Io vorrei dirvi: mi occupo di politica. Che vuol dire, dal punto di vista mio, cercare di capire la complessità del nostro vivere insieme. Vuol dire avere un’idea di come funziona questa macchina meravigliosa che si chiama Stato. Quali sono gli ingranaggi che funzionano bene, quali quelli che funzionano peggio. Vuol dire avere un’idea di mondo e condividerla. Vuol dire studiare le teorie economiche, e divulgarle. Vuol dire avere attenzione per sociale, e sensibilizzare. Vuol dire, da intellettuale, legare il mio nome, e lo sto facendo, a realtà storiche e importanti come La Voce Repubblicana e l’Almanacco Repubblicano. Perché diventa quasi una questione di apostolato, capire che bisogna educare all’unità, alla concordia, alla riflessione (e anche allo studio), alla solidarietà.
Però poi la sera, come tutti, scorro i social. E mi accorgo che sul piano della comunicazione sto sbagliando tutto. Perché io cerco una profondità che non c’è. È come andare giù in acqua, fare le acrobazie. Solo che non siamo in un acquario. Gli altri sono tutti in superficie e quello che fai non lo vedono. Non gli interessa. E cosa c’è in superficie? Le incriminazioni di Trump, gli scandali messi a tacere a suon di soldi, le analoghe imprese di Berlusconi, i richiami alle orgettine, Bugo e Morgan, l’Inter, il Grande Fratello, la Ferragni, l’ultima cattiveria della Lucarelli, gli Ufo di Red Ronnie. Un interesse per tutto ciò che è spicciolo, frivolo, immediato. Buono per indignazioni istantanee, e per radicali prese di posizione. Tutto diventa comodo e in bianco e nero. Contrapposizioni facili che rendono facile il tuo schierarti: buoni contro cattivi, fascisti e comunisti, clericali e mangiapreti, i buoni di là, i cattivi di qua, senza via di mezzo, senza distinguo. Che fai? Ti metti a sottilizzare? Non ti fidi? A me piace la pasta, e la pizza, come ogni buon italiano. E anche questo sarebbe oggetto di osservazioni. A me piace conservarli i soldi, non investirli. Se uno ha 30000 euro e li investe è un mentecatto. Se non li investe è un egoista. Meglio non averli i 30000 euro così si risolve il problema e non si corrono rischi.
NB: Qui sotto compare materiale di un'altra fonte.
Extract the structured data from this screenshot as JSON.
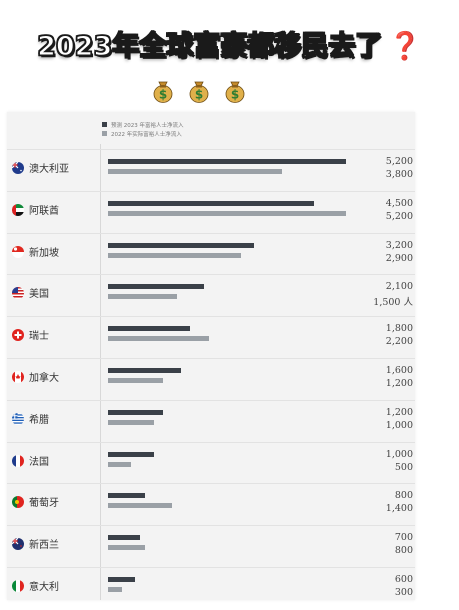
{
  "header": {
    "title": "2023年全球富豪都移民去了",
    "question_mark": "❓",
    "money_bags": [
      "money-bag-icon",
      "money-bag-icon",
      "money-bag-icon"
    ]
  },
  "colors": {
    "series_2023": "#3a4048",
    "series_2022": "#9aa0a6",
    "accent": "#e0241f"
  },
  "chart_data": {
    "type": "bar",
    "orientation": "horizontal",
    "legend_placement": "top",
    "series": [
      {
        "name": "预测 2023 年富裕人士净流入",
        "values": [
          5200,
          4500,
          3200,
          2100,
          1800,
          1600,
          1200,
          1000,
          800,
          700,
          600
        ]
      },
      {
        "name": "2022 年实际富裕人士净流入",
        "values": [
          3800,
          5200,
          2900,
          1500,
          2200,
          1200,
          1000,
          500,
          1400,
          800,
          300
        ]
      }
    ],
    "categories": [
      "澳大利亚",
      "阿联酋",
      "新加坡",
      "美国",
      "瑞士",
      "加拿大",
      "希腊",
      "法国",
      "葡萄牙",
      "新西兰",
      "意大利"
    ],
    "value_labels_2023": [
      "5,200",
      "4,500",
      "3,200",
      "2,100",
      "1,800",
      "1,600",
      "1,200",
      "1,000",
      "800",
      "700",
      "600"
    ],
    "value_labels_2022": [
      "3,800",
      "5,200",
      "2,900",
      "1,500 人",
      "2,200",
      "1,200",
      "1,000",
      "500",
      "1,400",
      "800",
      "300"
    ],
    "flags": [
      "australia-flag-icon",
      "uae-flag-icon",
      "singapore-flag-icon",
      "usa-flag-icon",
      "switzerland-flag-icon",
      "canada-flag-icon",
      "greece-flag-icon",
      "france-flag-icon",
      "portugal-flag-icon",
      "new-zealand-flag-icon",
      "italy-flag-icon"
    ],
    "xlim": [
      0,
      5400
    ],
    "grid": false
  }
}
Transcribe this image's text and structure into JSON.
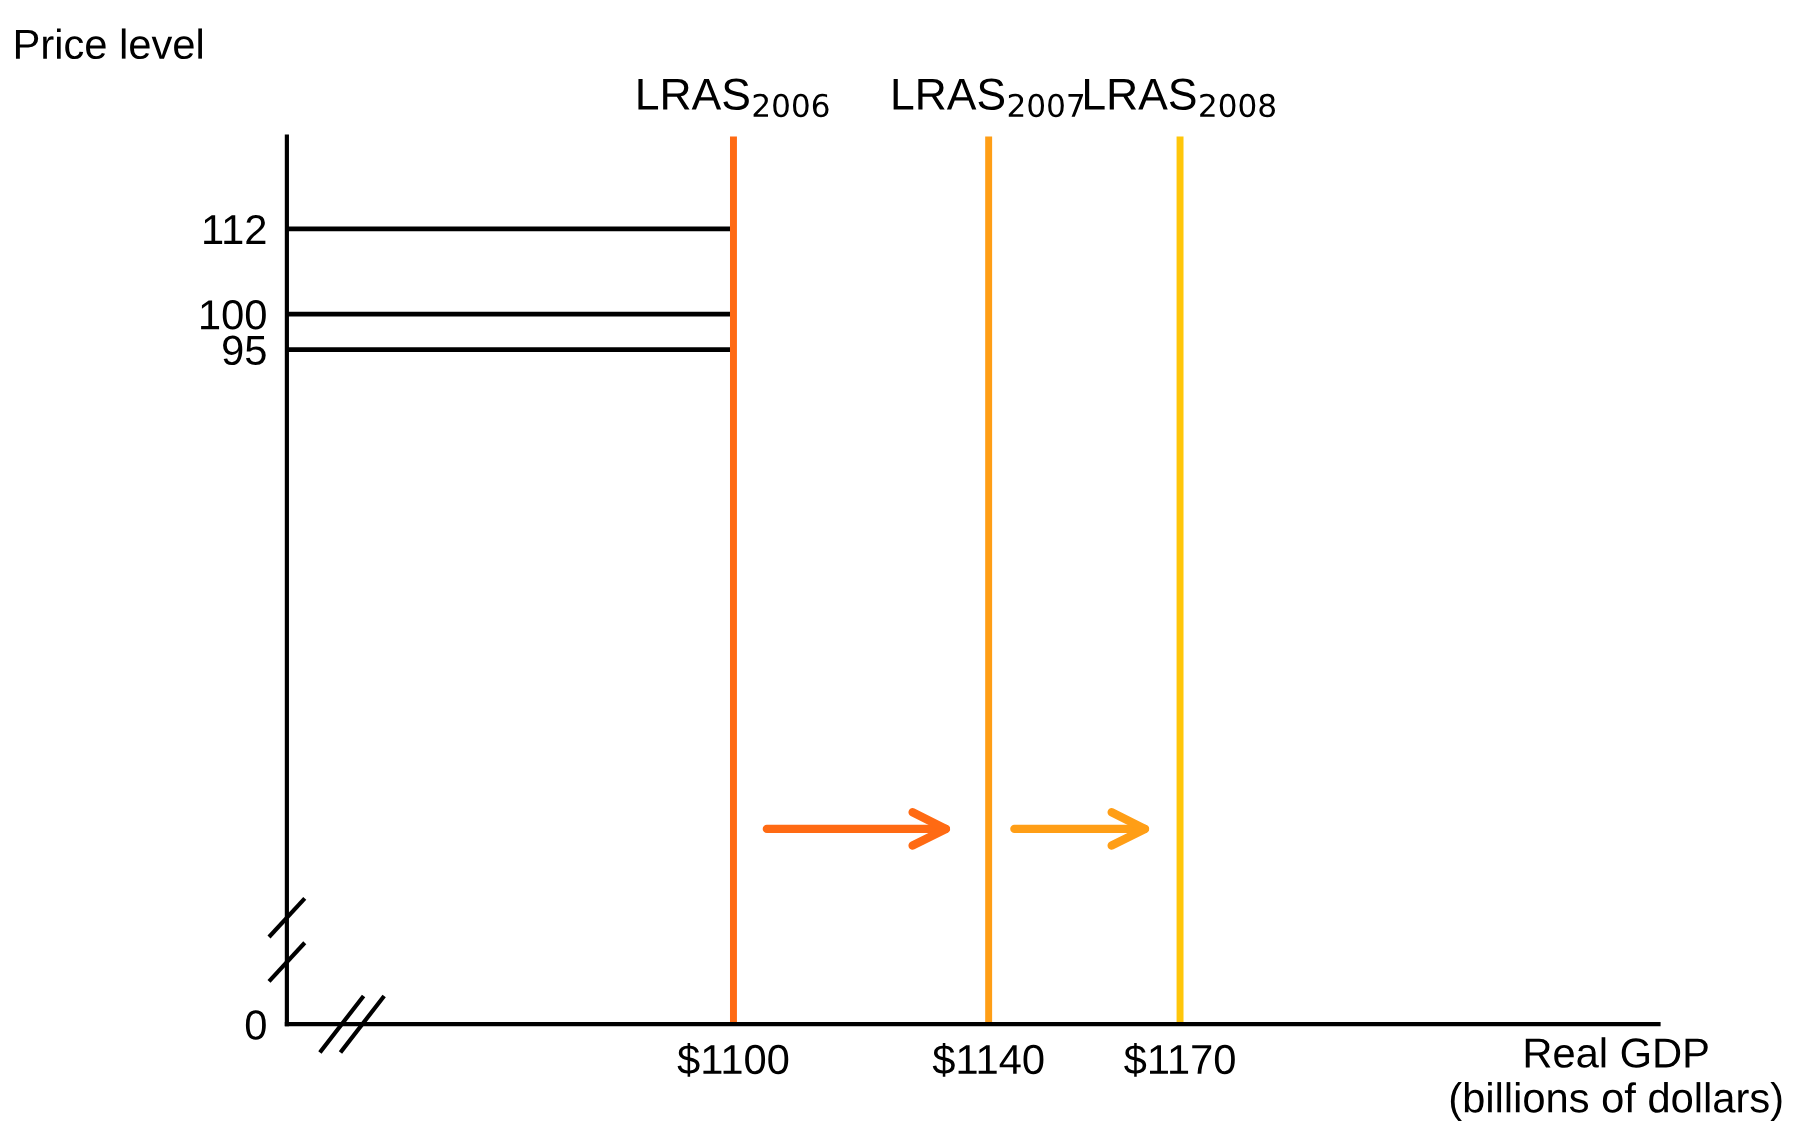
{
  "chart_data": {
    "type": "line",
    "ylabel": "Price level",
    "xlabel": "Real GDP\n(billions of dollars)",
    "xlim": [
      1030,
      1245
    ],
    "xticks": [
      {
        "value": 1100,
        "label": "$1100"
      },
      {
        "value": 1140,
        "label": "$1140"
      },
      {
        "value": 1170,
        "label": "$1170"
      }
    ],
    "ylim": [
      0,
      125
    ],
    "yticks": [
      0,
      95,
      100,
      112
    ],
    "ref_lines": [
      {
        "axis": "y",
        "value": 112,
        "color": "#000000"
      },
      {
        "axis": "y",
        "value": 100,
        "color": "#000000"
      },
      {
        "axis": "y",
        "value": 95,
        "color": "#000000"
      },
      {
        "axis": "x",
        "value": 1100,
        "label": "LRAS$_{2006}$",
        "color": "#ff6a13"
      },
      {
        "axis": "x",
        "value": 1140,
        "label": "LRAS$_{2007}$",
        "color": "#ff9e16"
      },
      {
        "axis": "x",
        "value": 1170,
        "label": "LRAS$_{2008}$",
        "color": "#ffc60a"
      }
    ],
    "grid": false
  }
}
Siamo atomi egoisti, indifferenti. Soli. Rancorosi. Pronti ad abbaiare. Ogni idea di architettura sociale si scontra contro questa rabbia. Cialtrona, superflua. Ciabattona. Un continuo e trasandato lamentarsi contro tutto. Contro rigori non dati, contro migranti non accolti, contro idee di famiglia, alternative e qualche volta aberranti. Tutto è pretesto per litigare. Ormai puoi pure citare Hegel, qualcuno stai pur sicuro che ti darà del monista. Ogni presa di posizione non è mai presa per quello che è, nei salotti televisivi, nei post. Mai. Diventa sempre un’occasione per denigrare e insultare. Altro che la missione del dotto di Fichte. Oggi a Fichte si direbbe che ha i capelli unti. E forse anche la forfora. Non il dibattito, ma la polemica per il gusto di offendere, dividersi e polemizzare. Non c’è eroe per il suo cameriere, avvertiva appunto Hegel. Solo che non poteva immaginarsi un mondo per camerieri fatto di camerieri. Certo, sono critiche trasandate e sempre estrinseche, ma ormai è difficile trovare altro. Nemmeno più il buon senso ci rimane se non c’è il senso.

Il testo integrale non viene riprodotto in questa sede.